The necessity to measure the density of a liquid is widespread throughout the processing, mining and petro-chemical industries. Many systems have been developed to try to obtain an accurate and continuous measurement of a constantly changing weight of a liquid. If the liquid is stationary in the measuring instrument or of a particular consistency then deposits can form on the inner walls causing a build-up of material and an eventual erroneous measurement. Some instruments measure a constant flow of liquid therethrough, however many liquids, particularly those used in oil well drilling, will still form a coating or build-up within the instrument.
Many instruments employ a U-tube type sensing device, or tube container. As pointed out in U.S. Pat. No. 3,370,471, U-tube type densitometers are known for their instability and problems. Also, U-tube type densitometers are sensitive to the flow rate. Higher flow rates can result in liquid turbulence and centrifuging of the liquid while lower flow rates can result in the suspended heavier particles settling out of the liquid and building up on the inside of the densitometers.
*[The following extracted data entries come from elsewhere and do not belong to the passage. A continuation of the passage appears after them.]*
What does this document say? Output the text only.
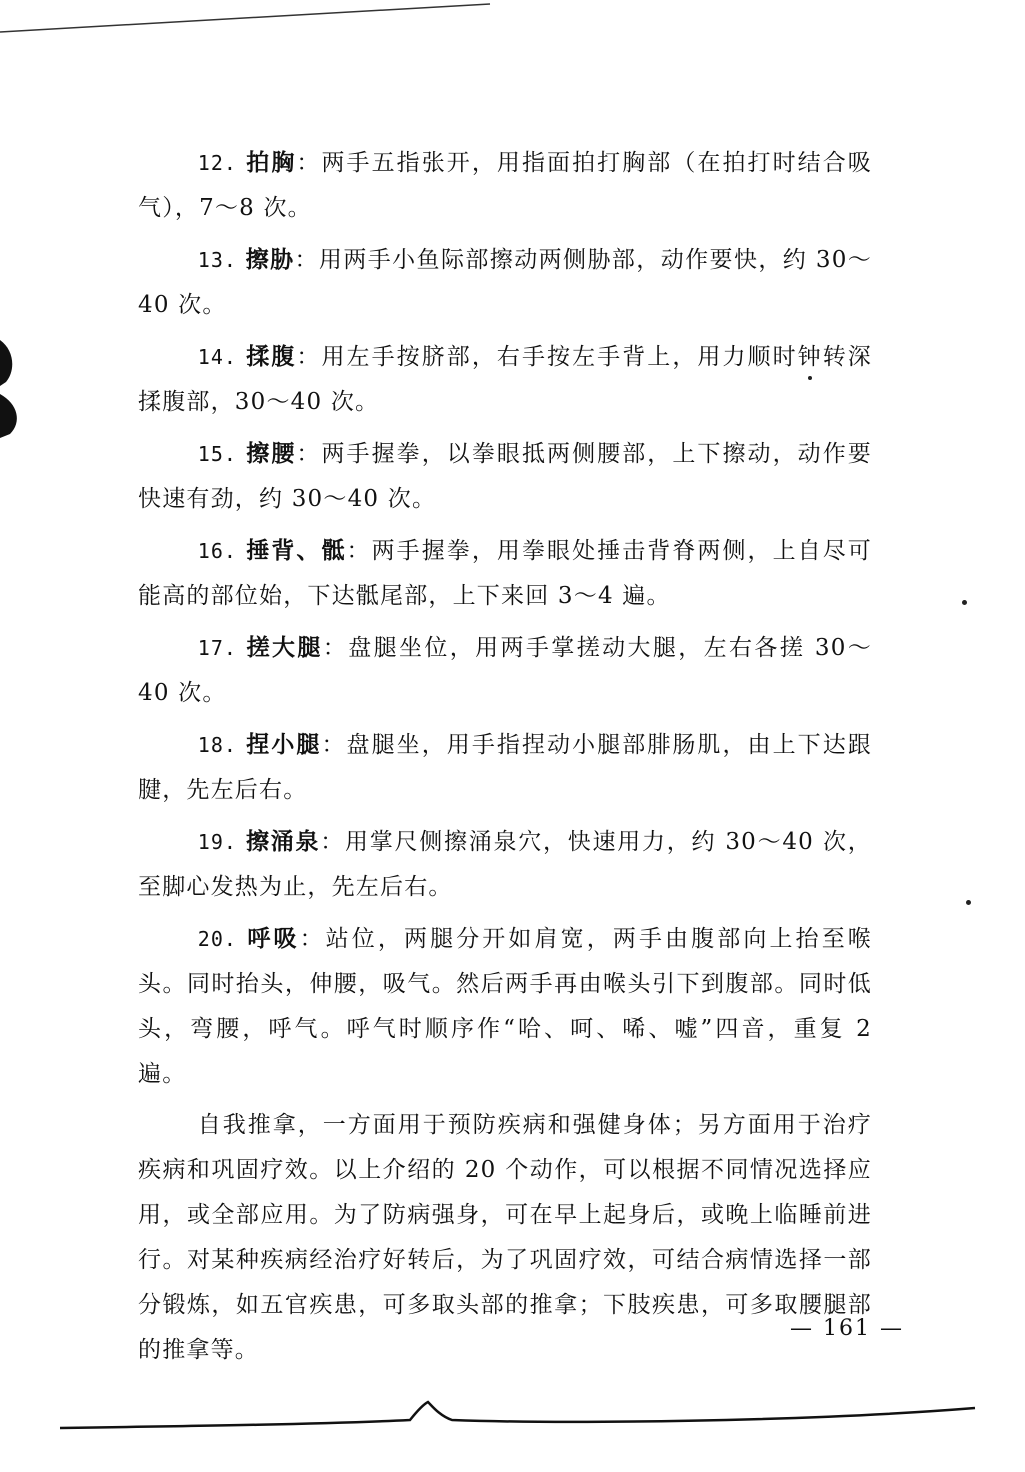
12. 拍胸：两手五指张开，用指面拍打胸部（在拍打时结合吸气），7～8 次。

13. 擦胁：用两手小鱼际部擦动两侧胁部，动作要快，约 30～40 次。

14. 揉腹：用左手按脐部，右手按左手背上，用力顺时钟转深揉腹部，30～40 次。

15. 擦腰：两手握拳，以拳眼抵两侧腰部，上下擦动，动作要快速有劲，约 30～40 次。

16. 捶背、骶：两手握拳，用拳眼处捶击背脊两侧，上自尽可能高的部位始，下达骶尾部，上下来回 3～4 遍。

17. 搓大腿：盘腿坐位，用两手掌搓动大腿，左右各搓 30～40 次。

18. 捏小腿：盘腿坐，用手指捏动小腿部腓肠肌，由上下达跟腱，先左后右。

19. 擦涌泉：用掌尺侧擦涌泉穴，快速用力，约 30～40 次，至脚心发热为止，先左后右。

20. 呼吸：站位，两腿分开如肩宽，两手由腹部向上抬至喉头。同时抬头，伸腰，吸气。然后两手再由喉头引下到腹部。同时低头，弯腰，呼气。呼气时顺序作“哈、呵、唏、嘘”四音，重复 2 遍。

自我推拿，一方面用于预防疾病和强健身体；另方面用于治疗疾病和巩固疗效。以上介绍的 20 个动作，可以根据不同情况选择应用，或全部应用。为了防病强身，可在早上起身后，或晚上临睡前进行。对某种疾病经治疗好转后，为了巩固疗效，可结合病情选择一部分锻炼，如五官疾患，可多取头部的推拿；下肢疾患，可多取腰腿部的推拿等。

— 161 —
Another problem encountered with U-tube type devices and other known devices is the use of flexible couplings of flexible tubing to connect the measurement device to the instrument. In U.S. Pat. No. 4,285,239, it is stated: "Nuclear densitometers and weight measuring type densitometers suffer certain inherent shortcomings. Nuclear densitometers work rather poorly when the density of the slurry is not uniform throughout the crossection of the pipe. The prior art weight measuring type densitometers on the other hand, are, generally speaking, unable to accurately determine the true weight of a given pipe section because of the inherent structural problem that the pipe section must be physically coupled to the pipeline. Various types of flexible joints were used for this purpose in prior art," and such are discussed in U.S. Pat. Nos. 3,503,267; 3,320,791; 688,388; 2,039,997; 2,613,530; 2,669,118; 3,812,723; 3,143,887; 1,905,558; 3,004,544; 3,039,310; 3,044,302; 3,151,775; 3,187,584; 3,020,765; 3,225,603; 3,258,973; 3,320,791; 3,330,161; 3,431,785 and 3,473,368. The above mentioned prior art have inherent problems due to the use of flexible couplers. Much effort and expense have been devoted toward the development of an accurate and dependable liquid weight measuring device.
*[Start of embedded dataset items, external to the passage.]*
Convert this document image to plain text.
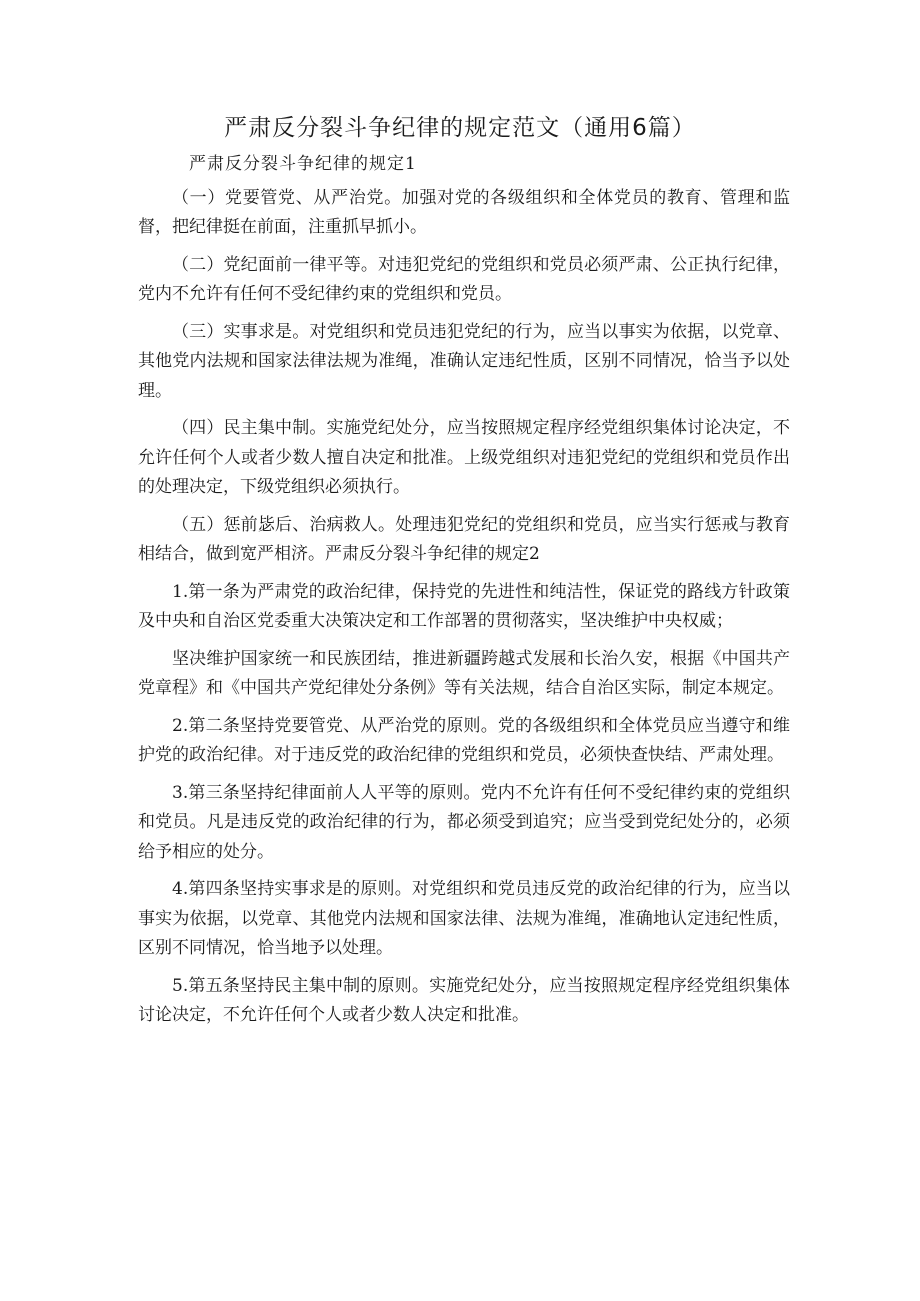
严肃反分裂斗争纪律的规定范文（通用6篇）

严肃反分裂斗争纪律的规定1

（一）党要管党、从严治党。加强对党的各级组织和全体党员的教育、管理和监督，把纪律挺在前面，注重抓早抓小。

（二）党纪面前一律平等。对违犯党纪的党组织和党员必须严肃、公正执行纪律，党内不允许有任何不受纪律约束的党组织和党员。

（三）实事求是。对党组织和党员违犯党纪的行为，应当以事实为依据，以党章、其他党内法规和国家法律法规为准绳，准确认定违纪性质，区别不同情况，恰当予以处理。

（四）民主集中制。实施党纪处分，应当按照规定程序经党组织集体讨论决定，不允许任何个人或者少数人擅自决定和批准。上级党组织对违犯党纪的党组织和党员作出的处理决定，下级党组织必须执行。

（五）惩前毖后、治病救人。处理违犯党纪的党组织和党员，应当实行惩戒与教育相结合，做到宽严相济。严肃反分裂斗争纪律的规定2

1.第一条为严肃党的政治纪律，保持党的先进性和纯洁性，保证党的路线方针政策及中央和自治区党委重大决策决定和工作部署的贯彻落实，坚决维护中央权威；

坚决维护国家统一和民族团结，推进新疆跨越式发展和长治久安，根据《中国共产党章程》和《中国共产党纪律处分条例》等有关法规，结合自治区实际，制定本规定。

2.第二条坚持党要管党、从严治党的原则。党的各级组织和全体党员应当遵守和维护党的政治纪律。对于违反党的政治纪律的党组织和党员，必须快查快结、严肃处理。

3.第三条坚持纪律面前人人平等的原则。党内不允许有任何不受纪律约束的党组织和党员。凡是违反党的政治纪律的行为，都必须受到追究；应当受到党纪处分的，必须给予相应的处分。

4.第四条坚持实事求是的原则。对党组织和党员违反党的政治纪律的行为，应当以事实为依据，以党章、其他党内法规和国家法律、法规为准绳，准确地认定违纪性质，区别不同情况，恰当地予以处理。

5.第五条坚持民主集中制的原则。实施党纪处分，应当按照规定程序经党组织集体讨论决定，不允许任何个人或者少数人决定和批准。
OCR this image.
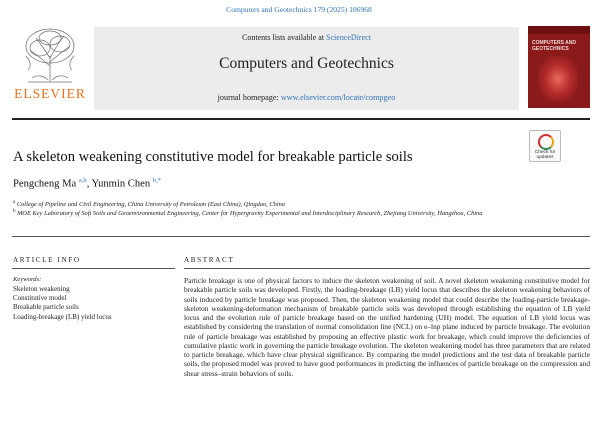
Computers and Geotechnics 179 (2025) 106968
ELSEVIER
Contents lists available at ScienceDirect
Computers and Geotechnics
journal homepage: www.elsevier.com/locate/compgeo
COMPUTERS AND GEOTECHNICS
A skeleton weakening constitutive model for breakable particle soils	Check for
updates
Pengcheng Ma $^{a,b}$, Yunmin Chen $^{b,*}$
$^a$ College of Pipeline and Civil Engineering, China University of Petroleum (East China), Qingdao, China
$^b$ MOE Key Laboratory of Soft Soils and Geoenvironmental Engineering, Center for Hypergravity Experimental and Interdisciplinary Research, Zhejiang University, Hangzhou, China
ARTICLE INFO	ABSTRACT
Keywords:
Skeleton weakening
Constitutive model
Breakable particle soils
Loading-breakage (LB) yield locus
Particle breakage is one of physical factors to induce the skeleton weakening of soil. A novel skeleton weakening constitutive model for breakable particle soils was developed. Firstly, the loading-breakage (LB) yield locus that describes the skeleton weakening behaviors of soils induced by particle breakage was proposed. Then, the skeleton weakening model that could describe the loading-particle breakage-skeleton weakening-deformation mechanism of breakable particle soils was developed through establishing the equation of LB yield locus and the evolution rule of particle breakage based on the unified hardening (UH) model. The equation of LB yield locus was established by considering the translation of normal consolidation line (NCL) on e–lnp plane induced by particle breakage. The evolution rule of particle breakage was established by proposing an effective plastic work for breakage, which could improve the deficiencies of cumulative plastic work in governing the particle breakage evolution. The skeleton weakening model has three parameters that are related to particle breakage, which have clear physical significance. By comparing the model predictions and the test data of breakable particle soils, the proposed model was proved to have good performances in predicting the influences of particle breakage on the compression and shear stress–strain behaviors of soils.
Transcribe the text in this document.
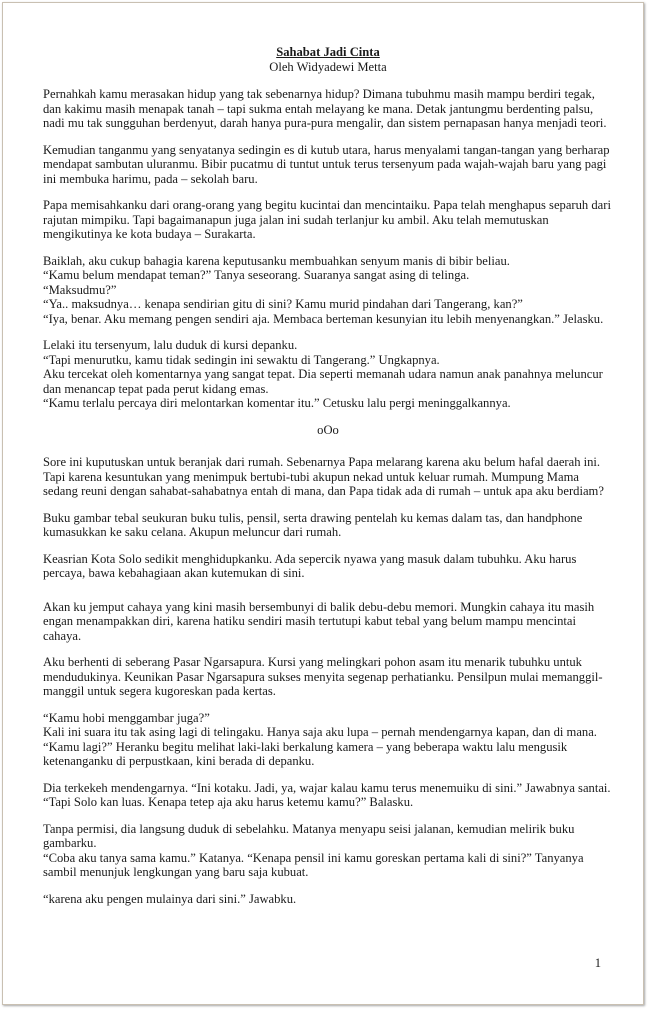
Sahabat Jadi Cinta

Oleh Widyadewi Metta

Pernahkah kamu merasakan hidup yang tak sebenarnya hidup? Dimana tubuhmu masih mampu berdiri tegak, dan kakimu masih menapak tanah – tapi sukma entah melayang ke mana. Detak jantungmu berdenting palsu, nadi mu tak sungguhan berdenyut, darah hanya pura-pura mengalir, dan sistem pernapasan hanya menjadi teori.
Kemudian tanganmu yang senyatanya sedingin es di kutub utara, harus menyalami tangan-tangan yang berharap mendapat sambutan uluranmu. Bibir pucatmu di tuntut untuk terus tersenyum pada wajah-wajah baru yang pagi ini membuka harimu, pada – sekolah baru.
Papa memisahkanku dari orang-orang yang begitu kucintai dan mencintaiku. Papa telah menghapus separuh dari rajutan mimpiku. Tapi bagaimanapun juga jalan ini sudah terlanjur ku ambil. Aku telah memutuskan mengikutinya ke kota budaya – Surakarta.
Baiklah, aku cukup bahagia karena keputusanku membuahkan senyum manis di bibir beliau.
“Kamu belum mendapat teman?” Tanya seseorang. Suaranya sangat asing di telinga.
“Maksudmu?”
“Ya.. maksudnya… kenapa sendirian gitu di sini? Kamu murid pindahan dari Tangerang, kan?”
“Iya, benar. Aku memang pengen sendiri aja. Membaca berteman kesunyian itu lebih menyenangkan.” Jelasku.
Lelaki itu tersenyum, lalu duduk di kursi depanku.
“Tapi menurutku, kamu tidak sedingin ini sewaktu di Tangerang.” Ungkapnya.
Aku tercekat oleh komentarnya yang sangat tepat. Dia seperti memanah udara namun anak panahnya meluncur dan menancap tepat pada perut kidang emas.
“Kamu terlalu percaya diri melontarkan komentar itu.” Cetusku lalu pergi meninggalkannya.

oOo

Sore ini kuputuskan untuk beranjak dari rumah. Sebenarnya Papa melarang karena aku belum hafal daerah ini. Tapi karena kesuntukan yang menimpuk bertubi-tubi akupun nekad untuk keluar rumah. Mumpung Mama sedang reuni dengan sahabat-sahabatnya entah di mana, dan Papa tidak ada di rumah – untuk apa aku berdiam?
Buku gambar tebal seukuran buku tulis, pensil, serta drawing pentelah ku kemas dalam tas, dan handphone kumasukkan ke saku celana. Akupun meluncur dari rumah.
Keasrian Kota Solo sedikit menghidupkanku. Ada sepercik nyawa yang masuk dalam tubuhku. Aku harus percaya, bawa kebahagiaan akan kutemukan di sini.
Akan ku jemput cahaya yang kini masih bersembunyi di balik debu-debu memori. Mungkin cahaya itu masih engan menampakkan diri, karena hatiku sendiri masih tertutupi kabut tebal yang belum mampu mencintai cahaya.
Aku berhenti di seberang Pasar Ngarsapura. Kursi yang melingkari pohon asam itu menarik tubuhku untuk mendudukinya. Keunikan Pasar Ngarsapura sukses menyita segenap perhatianku. Pensilpun mulai memanggil-manggil untuk segera kugoreskan pada kertas.
“Kamu hobi menggambar juga?”
Kali ini suara itu tak asing lagi di telingaku. Hanya saja aku lupa – pernah mendengarnya kapan, dan di mana.
“Kamu lagi?” Heranku begitu melihat laki-laki berkalung kamera – yang beberapa waktu lalu mengusik ketenanganku di perpustkaan, kini berada di depanku.
Dia terkekeh mendengarnya. “Ini kotaku. Jadi, ya, wajar kalau kamu terus menemuiku di sini.” Jawabnya santai.
“Tapi Solo kan luas. Kenapa tetep aja aku harus ketemu kamu?” Balasku.
Tanpa permisi, dia langsung duduk di sebelahku. Matanya menyapu seisi jalanan, kemudian melirik buku gambarku.
“Coba aku tanya sama kamu.” Katanya. “Kenapa pensil ini kamu goreskan pertama kali di sini?” Tanyanya sambil menunjuk lengkungan yang baru saja kubuat.
“karena aku pengen mulainya dari sini.” Jawabku.
1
Another inherent problem is that of material build-up inside the instrument or weight-measuring device. To overcome a material build-up attempts have been made to build a self-cleaning instrument. U.S. Pat. No. 3,320,791 discloses a device that is self-cleaning. However, a U-tube type device is employed in one application and flexible couplers, or bellows, in another application. Due to the required insertion of a semirigid tube or rod into the system, if the build-up is too great it results in deformation of the rod and tube or precludes insertion of the rod at all. Also, if the tube is processing sandfilled or corrosive liquids the sides of the tubes will be worn and the cleaning rod will not clean the inner walls when inserted.
U.S. Pat. No. 2,311,312 and U.S. Pat. No. 2,708,360 clean the tube by means of a flushing action. However, both of these devices use a flexible coupling as previously discussed. Also, in many instances it is not possible to flush the liquid being measured with another liquid due to contamination of the liquid being measured. The chemical industry is most familiar with this problem such as flushing an acid-based liquid with water. Therefore, flushing type systems are not always desirable or practical. In U.S. Pat. Nos. 3,320,790, 2,311,312 and 2,708,360, it is necessary to interrupt the normal flow of the liquid in order to clean or flush the weight measured liquid. Also, high flow velocities cannot be used with some slurries or liquids as the flow will become turbulent resulting in erroneous measurements. To date, prior art densitometers have not been able to overcome the combined problems common to U-tubes, flexible couplings and maintaining self-cleanliness.
It is therefore an object of this invention to provide a liquid weight measurement instrument which will accurately measure the density of the liquid in, or flowing through, the instrument.
Another object of this invention is to provide such a weight measurement instrument that is self-cleaning and therefore not subject to erroneous measurements due to sedimentation or build-up in the instrument.
A further object of this invention is to provide a liquid weight measurement instrument that is self-cleaning during the normal operation of the system so that no interruption of the measurement results during the cleaning cycle.
A still further object is to provide an instrument that is sensitive, accurate and versatile yet rugged and inexpensive and easy to manufacture. Another object of this invention is to provide an instrument which will eliminate problems encountered with earlier densitometers of U-tube type design and densitometers using flexible couplings within the measurement device.